Base normativa e precedentes
- Art. 37, CF/88 — princípios da administração pública (legalidade, impessoalidade, moralidade, publicidade e eficiência) e disciplina dos provimentos e remunerações dos servidores.
- Art. 167, CF/88 — vedações aos gastos sem previsão legal e necessidade de compatibilidade orçamentária, relevante diante do impacto fiscal alegado.
- Lei Complementar 101/2000 (Lei de Responsabilidade Fiscal) — instrumentos de controle e limites para despesas com pessoal, planejamento e transparência fiscal; fundamento para argumentar risco à responsabilidade fiscal do ente.
- Lei Complementar 159/2017 — regime de recuperação fiscal e dispositivos que condicionam a capacidade de gasto do ente federativo submetido a tal regime.
- CPC/2015 (Lei 13.105/2015) — dispositivos sobre tutela provisória e efeitos suspensivos de decisões interlocutórias e recursos, relevantes para o pedido liminar de suspensão de execuções.
- Jurisprudência consolidada do tribunal — sentidos uniformes sobre distinção entre verba indenizatória e verba remuneratória e seus efeitos para cálculo de parcelas trabalhistas e funcionais; a solução poderá depender da interpretação do caráter do auxílio no caso concreto.
Impacto prático
- Para o Executivo estadual: preservação imediata de caixa e plano financeiro, especialmente relevante enquanto vigora o regime de recuperação fiscal; liminar suspensa impede execuções e pagamentos até decisão final.
- Para servidores e sindicatos: risco de postergação de créditos reconhecidos em decisões estaduais; a eventual confirmação pelo STF poderá acarretar devolução de valores ou manutenção do pagamento conforme título executivo.
- Para a advocacia e o contencioso administrativo/judicial: litígios individuais e coletivos sobre incidência das verbas no cálculo de vantagens funcionais podem ser suspensos ou reorientados, exigindo novas teses sobre a natureza do auxílio e prova das despesas efetivamente ressarcidas.
- Para gestores públicos em outros entes: decisão do STF — especialmente se em caráter vinculante — terá efeito replicador em processos semelhantes em outros estados, influenciando políticas sobre benefícios e sua inclusão na remuneração.
O que observar
- Trajeto processual: a ADPF é medida de controle concentrado fundada em preceitos fundamentais; atenção ao acolhimento liminar e ao rito no Supremo, inclusive possibilidade de medidas de caráter vinculante ou modulação de efeitos.
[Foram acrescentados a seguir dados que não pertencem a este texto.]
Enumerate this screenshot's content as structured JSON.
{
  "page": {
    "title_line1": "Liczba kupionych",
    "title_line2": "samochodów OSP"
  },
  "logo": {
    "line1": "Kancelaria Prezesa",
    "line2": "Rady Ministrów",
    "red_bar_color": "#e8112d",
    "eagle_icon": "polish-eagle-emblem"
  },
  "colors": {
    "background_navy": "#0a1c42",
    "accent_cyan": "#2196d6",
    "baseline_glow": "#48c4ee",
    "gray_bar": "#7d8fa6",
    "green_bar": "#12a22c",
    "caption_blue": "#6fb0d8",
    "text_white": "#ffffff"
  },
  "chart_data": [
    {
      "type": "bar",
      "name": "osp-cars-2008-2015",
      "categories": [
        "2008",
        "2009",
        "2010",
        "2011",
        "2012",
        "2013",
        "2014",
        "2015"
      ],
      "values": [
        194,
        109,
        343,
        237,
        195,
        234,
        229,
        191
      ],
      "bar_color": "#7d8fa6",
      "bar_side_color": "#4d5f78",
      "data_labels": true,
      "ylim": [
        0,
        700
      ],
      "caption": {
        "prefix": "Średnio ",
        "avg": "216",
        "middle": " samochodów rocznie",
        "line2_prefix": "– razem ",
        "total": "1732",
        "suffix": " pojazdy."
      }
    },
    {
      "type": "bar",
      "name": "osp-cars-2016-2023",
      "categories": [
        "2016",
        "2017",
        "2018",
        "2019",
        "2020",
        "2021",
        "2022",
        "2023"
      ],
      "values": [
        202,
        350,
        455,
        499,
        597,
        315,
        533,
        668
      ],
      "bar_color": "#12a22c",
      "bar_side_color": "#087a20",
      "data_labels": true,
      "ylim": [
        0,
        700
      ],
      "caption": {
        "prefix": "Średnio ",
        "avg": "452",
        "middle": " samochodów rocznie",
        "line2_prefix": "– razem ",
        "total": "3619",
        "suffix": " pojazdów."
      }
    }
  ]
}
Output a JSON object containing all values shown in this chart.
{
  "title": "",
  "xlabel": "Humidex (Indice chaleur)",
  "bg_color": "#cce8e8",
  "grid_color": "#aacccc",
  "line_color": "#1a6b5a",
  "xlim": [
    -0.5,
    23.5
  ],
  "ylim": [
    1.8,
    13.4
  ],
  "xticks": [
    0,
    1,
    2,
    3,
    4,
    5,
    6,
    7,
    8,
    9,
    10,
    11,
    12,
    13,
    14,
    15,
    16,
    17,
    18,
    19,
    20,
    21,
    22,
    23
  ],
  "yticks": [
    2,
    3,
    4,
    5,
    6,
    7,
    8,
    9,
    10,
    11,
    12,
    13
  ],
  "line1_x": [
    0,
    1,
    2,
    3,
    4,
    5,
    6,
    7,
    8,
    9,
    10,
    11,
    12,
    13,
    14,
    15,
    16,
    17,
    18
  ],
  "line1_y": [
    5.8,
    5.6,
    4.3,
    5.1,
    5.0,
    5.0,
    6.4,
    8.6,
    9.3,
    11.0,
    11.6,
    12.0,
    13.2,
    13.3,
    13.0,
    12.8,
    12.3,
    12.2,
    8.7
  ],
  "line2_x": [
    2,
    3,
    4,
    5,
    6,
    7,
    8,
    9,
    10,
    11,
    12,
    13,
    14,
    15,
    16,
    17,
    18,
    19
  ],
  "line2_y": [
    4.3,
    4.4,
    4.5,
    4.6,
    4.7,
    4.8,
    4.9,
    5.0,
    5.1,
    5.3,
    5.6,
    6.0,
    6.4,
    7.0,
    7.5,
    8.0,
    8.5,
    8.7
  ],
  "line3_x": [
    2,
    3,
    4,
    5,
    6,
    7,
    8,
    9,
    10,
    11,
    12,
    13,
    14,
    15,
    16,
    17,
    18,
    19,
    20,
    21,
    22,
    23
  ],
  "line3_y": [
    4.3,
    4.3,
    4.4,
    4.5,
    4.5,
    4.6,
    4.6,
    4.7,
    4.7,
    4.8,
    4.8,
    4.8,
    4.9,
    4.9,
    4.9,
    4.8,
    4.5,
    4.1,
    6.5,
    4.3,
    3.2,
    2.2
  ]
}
- Ponto probatório-interpretativo central: distinção entre caráter indenizatório e remuneratório do auxílio; prova legislativa e regulatória local sobre finalidade e forma de pagamento será decisiva.
- Risco de modulação: o Supremo pode reconhecer direito em parte, mas modular efeitos temporais e subjetivos para evitar impacto descontrolado nas finanças públicas.
- Recursos e estratégias práticas: advogados dos servidores devem avaliar ações individuais, constituição de ações coletivas e eventual pedido de contracautela; o Estado deve documentar a previsão legal, atos normativos e estimativas de impacto.
- Intersecção com responsabilidade fiscal: mesmo que reconhecido o caráter remuneratório, o tribunal pode ponderar limites constitucionais e legais sobre a implementação e o pagamento retroativo de diferenças.
Em síntese, a ADPF colocada pelo governo do RS ante o STF não é apenas disputa sobre um benefício específico: é questionamento sobre como se qualifica parcela paga ao servidor e sobre os limites entre direito adquirido e sustentabilidade fiscal. A decisão do Supremo deverá equilibrar proteção de direitos individuais e coletivos com exigências constitucionais de planejamento e responsabilidade das contas públicas, e tem potencial de definir jurisprudência padronizadora para casos análogos em demais entes federativos.